Punjab-Haryana High Court

Commissioner Of Income-Tax vs Bimal Parkash Gupta (Prop. Vijay Soap ... on 18 January, 1989

Equivalent citations: [1989]179ITR613(P&H)

JUDGMENT
 

 Gokal Chand Mital, J. 
 

1. On a mandamus issued by this court, the following questions have been referred for our opinion :

"(1) Whether, on the facts and in the circumstances of the case, the Tribunal was right in law in holding that the onus of proving ownership of the gold lay on the Department ?
(2) Whether, on the facts and in the circumstances of the case, the Tribunal was right in law in holding that the addition of Rs. 44,000 representing the value of 220 tolas of gold recovered from the assessee's person could not be sustained under Section 69A of the Income-tax Act, 1961 ?"

2. Bimal Parkash Gupta was the proprietor of Vijay Soap Factory. On April 14, 1967, 220 tolas of gold was recovered from the possession of Bimal Parkash near Ganaur bus stand on G. T. Road, while he was on his way from Delhi to Ambala. The Income-tax Officer treated the gold as belonging to the assessee and deemed the value thereof to be the income of the assessee for the financial year ending March 31, 1968. The assessee failed before the Appellate Assistant Commissioner, but on appeal to the Tribunal, it was held that the Revenue failed to discharge the onus of proving that the assessee was the owner of the gold, although it was accepted by the Tribunal that the recovery was made from the possession of Bimal Parkash. The relevant observations of the Tribunal are as follows :

"So far as we know, the factum of recovery of any article from the person of an individual may warrant a presumption that that individual Had the exclusive possession of that article. We are, however, aware of no authority that such presumption would lead to a further presumption that the individual concerned is the owner of that article."

3. The addition of the value of the gold was deleted by the Tribunal.

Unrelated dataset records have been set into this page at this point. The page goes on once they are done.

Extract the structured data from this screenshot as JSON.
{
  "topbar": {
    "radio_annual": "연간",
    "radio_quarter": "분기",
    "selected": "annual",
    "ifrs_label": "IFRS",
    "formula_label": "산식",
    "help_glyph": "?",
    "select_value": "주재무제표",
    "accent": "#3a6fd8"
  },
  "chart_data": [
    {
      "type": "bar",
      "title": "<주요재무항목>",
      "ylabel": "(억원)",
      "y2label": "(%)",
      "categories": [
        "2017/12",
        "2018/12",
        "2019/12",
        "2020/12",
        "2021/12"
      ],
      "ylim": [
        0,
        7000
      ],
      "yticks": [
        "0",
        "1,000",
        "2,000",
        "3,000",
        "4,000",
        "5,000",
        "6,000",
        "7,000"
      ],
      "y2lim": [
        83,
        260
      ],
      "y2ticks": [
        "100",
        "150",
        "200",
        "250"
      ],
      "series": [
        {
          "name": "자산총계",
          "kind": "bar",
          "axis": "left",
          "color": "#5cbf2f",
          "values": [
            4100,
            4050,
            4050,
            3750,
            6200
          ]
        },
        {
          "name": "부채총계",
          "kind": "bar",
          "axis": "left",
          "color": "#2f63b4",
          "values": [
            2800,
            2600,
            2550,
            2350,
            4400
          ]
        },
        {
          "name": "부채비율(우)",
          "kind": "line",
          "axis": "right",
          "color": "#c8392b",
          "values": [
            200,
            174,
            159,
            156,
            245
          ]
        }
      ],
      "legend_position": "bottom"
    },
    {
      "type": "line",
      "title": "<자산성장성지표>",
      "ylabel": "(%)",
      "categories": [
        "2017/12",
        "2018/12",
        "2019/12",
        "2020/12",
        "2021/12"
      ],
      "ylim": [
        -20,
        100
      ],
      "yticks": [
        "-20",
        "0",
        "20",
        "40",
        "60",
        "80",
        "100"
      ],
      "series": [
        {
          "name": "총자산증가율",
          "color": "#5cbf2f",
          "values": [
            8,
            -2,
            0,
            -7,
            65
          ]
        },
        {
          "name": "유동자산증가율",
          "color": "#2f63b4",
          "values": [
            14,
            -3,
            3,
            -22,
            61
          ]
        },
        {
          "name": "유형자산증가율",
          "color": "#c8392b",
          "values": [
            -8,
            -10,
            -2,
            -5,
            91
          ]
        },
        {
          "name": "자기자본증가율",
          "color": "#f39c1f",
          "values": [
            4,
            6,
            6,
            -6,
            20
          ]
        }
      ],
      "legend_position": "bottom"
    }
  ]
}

4. On a consideration of the matter, we are of the opinion that the Tribunal erred in deleting the addition. Section 110 of the Evidence Act, 1872, embodies a salutary principle of common law jurisprudence to the effect that if a person is found in possession of something, he is deemed to be its owner by virtue of possessory title and the onus would be on him if he wants to disclaim the ownership. Therefore, since the assessee was found in possession of the gold while travelling from Delhi to Ambala, his place of business, under Section 110 of the Evidence Act, 1872, an inference has to be drawn that he was the owner of the recovered gold and had income which he had invested in purchasing the same. However, it was upon the assessee to rebut the same but he failed to rebut in this case. The Tribunal erred in placing the onus on the Department to prove that it was the income of the assessee. A similar question arose before the Supreme Court in Chuharmal v. CIT [1988] 172 ITR 250, and while affirming the view of the Madhya Pradesh High Court, the aforesaid view was taken and the matter was decided against the assessee.

5. The Supreme court also held that the expression "income" as used in Section 69A of the Income-tax Act, 1961 (for short "the Act"), had a wide meaning which meant anything which came in or resulted in gain and on this basis, concluded that the assessee had income which he had invested in purchasing wrist watches which were seized from his bedroom and he could be held to be the owner of the wrist watches and their value could be deemed to be his income by virtue of Section 69A of the Act.

6. For the reasons recorded above, we answer both the questions in favour of the Revenue, that is, in the negative, to the effect that the Tribunal erred in holding that the onus of proving ownership of the gold lay on the Department and also that the Tribunal erred in holding that the addition of Rs. 44,000 representing the value of 220 tolas of gold could not be sustained under Section 69A of the Act. No costs.